Featured news from NHIVNA
HIV-related news from NAM
Experts question Cochrane review of hepatitis C treatment
Keith Alcorn, 2017-06-15 07:20:00
A systematic review of hepatitis C direct-acting antiviral studies published by the Cochrane Collaboration has been strongly criticised by doctors and advocates for its conclusion that there is no evidence that the expensive drugs prolong life or reduce liver-related disease in people who achieve a sustained virologic response to treatment – a cure, in current understanding.
Systematic reviews have become highly influential in health policy-making and the development of clinical guidelines. The reviewers carry out a systematic search for all published and unpublished scientific studies relevant to a scientific question, rate the quality of those studies and calculate the overall effect of an intervention or treatment. In particular, systematic reviews seek to minimise bias caused by poor study design, inadequate follow-up or incomplete publication of results. The Cochrane Collaboration has published numerous systematic reviews in all areas of medicine and its reviews are highly regarded.

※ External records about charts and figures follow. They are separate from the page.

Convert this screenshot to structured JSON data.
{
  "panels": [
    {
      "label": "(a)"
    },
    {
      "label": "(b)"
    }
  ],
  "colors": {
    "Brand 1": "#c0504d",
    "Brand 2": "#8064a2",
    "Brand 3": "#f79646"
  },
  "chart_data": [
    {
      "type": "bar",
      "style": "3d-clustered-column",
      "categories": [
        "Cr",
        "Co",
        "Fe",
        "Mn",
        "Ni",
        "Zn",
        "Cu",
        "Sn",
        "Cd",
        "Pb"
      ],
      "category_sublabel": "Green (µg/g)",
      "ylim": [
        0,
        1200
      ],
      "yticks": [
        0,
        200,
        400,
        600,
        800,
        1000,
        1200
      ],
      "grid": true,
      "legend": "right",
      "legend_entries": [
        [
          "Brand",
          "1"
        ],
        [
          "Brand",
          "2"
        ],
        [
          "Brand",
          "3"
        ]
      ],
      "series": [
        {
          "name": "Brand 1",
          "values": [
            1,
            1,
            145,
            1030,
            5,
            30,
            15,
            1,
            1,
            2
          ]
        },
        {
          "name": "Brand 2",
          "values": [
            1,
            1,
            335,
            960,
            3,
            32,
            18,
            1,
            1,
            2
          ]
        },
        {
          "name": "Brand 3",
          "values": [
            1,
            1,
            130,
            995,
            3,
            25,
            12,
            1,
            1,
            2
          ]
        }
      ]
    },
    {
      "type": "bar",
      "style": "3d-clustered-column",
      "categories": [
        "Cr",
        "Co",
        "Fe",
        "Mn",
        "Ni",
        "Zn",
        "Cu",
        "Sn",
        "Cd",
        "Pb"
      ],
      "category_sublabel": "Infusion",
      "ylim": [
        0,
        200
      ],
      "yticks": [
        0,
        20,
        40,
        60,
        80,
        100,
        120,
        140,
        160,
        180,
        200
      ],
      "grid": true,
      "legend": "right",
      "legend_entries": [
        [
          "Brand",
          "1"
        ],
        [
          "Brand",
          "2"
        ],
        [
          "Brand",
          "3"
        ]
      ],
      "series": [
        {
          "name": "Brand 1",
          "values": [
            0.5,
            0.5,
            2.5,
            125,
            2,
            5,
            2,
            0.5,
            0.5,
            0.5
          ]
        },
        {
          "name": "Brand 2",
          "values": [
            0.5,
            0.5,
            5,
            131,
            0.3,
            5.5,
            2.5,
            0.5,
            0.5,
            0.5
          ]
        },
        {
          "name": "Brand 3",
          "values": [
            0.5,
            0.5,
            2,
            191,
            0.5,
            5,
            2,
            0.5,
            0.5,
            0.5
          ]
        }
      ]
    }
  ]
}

The Cochrane Collaboration’s review of the impact of DAAs on mortality, morbidity and serious adverse events, published last week, identified 138 randomised trials with 25,232 participants. Fifty-seven of the trials looked at products that have either been discontinued or withdrawn from the market. Only eleven studies comprising follow-up on 2,996 people reported on mortality and morbidity; meta-analysis of these studies found no significant difference in outcomes in people who received DAAs or placebo. A grand total of 16 deaths were reported in these studies and the median follow-up time in these studies is not stated for this analysis (Table 1.1, p. 357).
The study also found no impact of DAAs by sub-groups such as people with cirrhosis or chronic kidney disease, by genotype, treatment history, interferon or ribavirin usage.
The review also looked at serious adverse events – both drug side-effects and other serious events such as liver decompensation – and found that in 43 studies, comprising follow-up on 15,587 people, there was no difference in the rate of serious adverse events between those who received DAAs and those who did not.